My thoughts on Mormonism and homosexuality are complicated. I don’t always understand my own thoughts and definitely find some contradictions in my opinions–in fact, far too many of them for just one blog post, or maybe for even an entire blog. However, I did want to share a few things I’ve come to realize and also my hope that things might get better.
Chastity is very important to us and our doctrine. All members are supposed to refrain from sexual activity outside of marriage and the idea of same-sex marriage doesn’t fit within current LDS theology. (I use the term “current” because since we are a church that believes in continuing revelation it is possible, though unlikely, that our interpretation of eternal marriage could change). The LDS notion of eternal marriage is based on the idea that we will create eternal families with eternal increase, meaning having children in the next life. In order to do this, the eternal couple needs to be male and female. In addition, we believe that “[g]ender is an essential characteristic of individual premortal, mortal, and eternal identity and purpose,” (The Family: A Proclamation to the World) thus a same-sex couple on this earth would still be a same-sex couple in the hereafter and still unable to procreate (See also, Mormon Studies‘ explanation).
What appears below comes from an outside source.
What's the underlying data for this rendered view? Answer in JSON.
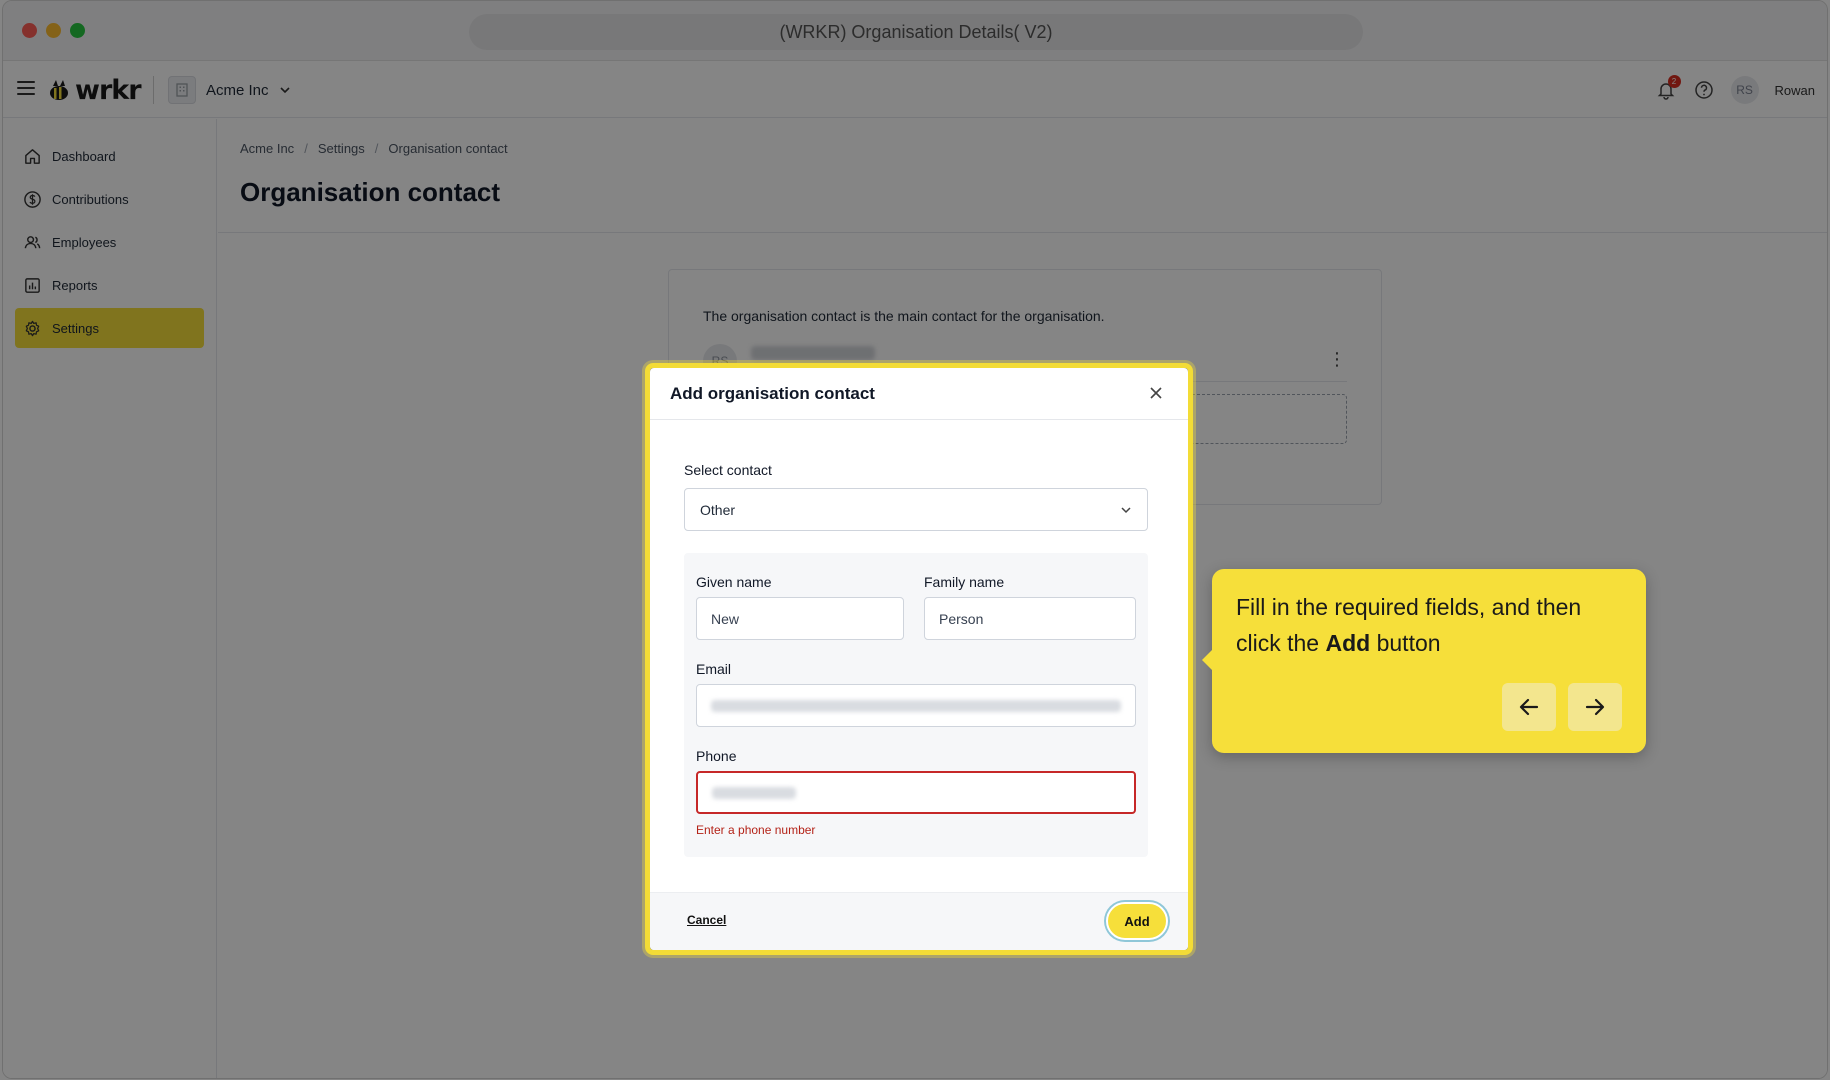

When you put together our doctrines on chastity and marriage, life is very difficult for LDS people who are LGBTQ. Basically, they have to chose between having sexual relations with somebody to whom they are attracted and being an active member of the church. That’s a really hard choice and my heart goes out to them. I also really admire those who have chosen to remain faithful members.
To make things even more difficult for them, Mormon people are not always the most welcoming to our LGBTQ brothers and sisters. Despite the fact that LDS President Gordon B. Hinckley admonished us years ago to “love [LGBTQ people] as sons and daughters of God,” I don’t think we as a people have done a very good job at being accepting and understanding of the difficulties our brothers and sisters face. However, I think we are slowly making changes, like the following Trevor Project-inspired video made by USGA, a BYU group made up of LGBTQ students and their allies.
The fact that a group like USGA even exists and that the students at BYU were free to make this video without risking any sanction shows how things have improved, even in the 8 years since I graduated from BYU. Similarly, this article on the CNN Belief Blog shows other ways our culture is evolving to slowly become more accepting. But, even if things are getting a little better, we still have a long way to go.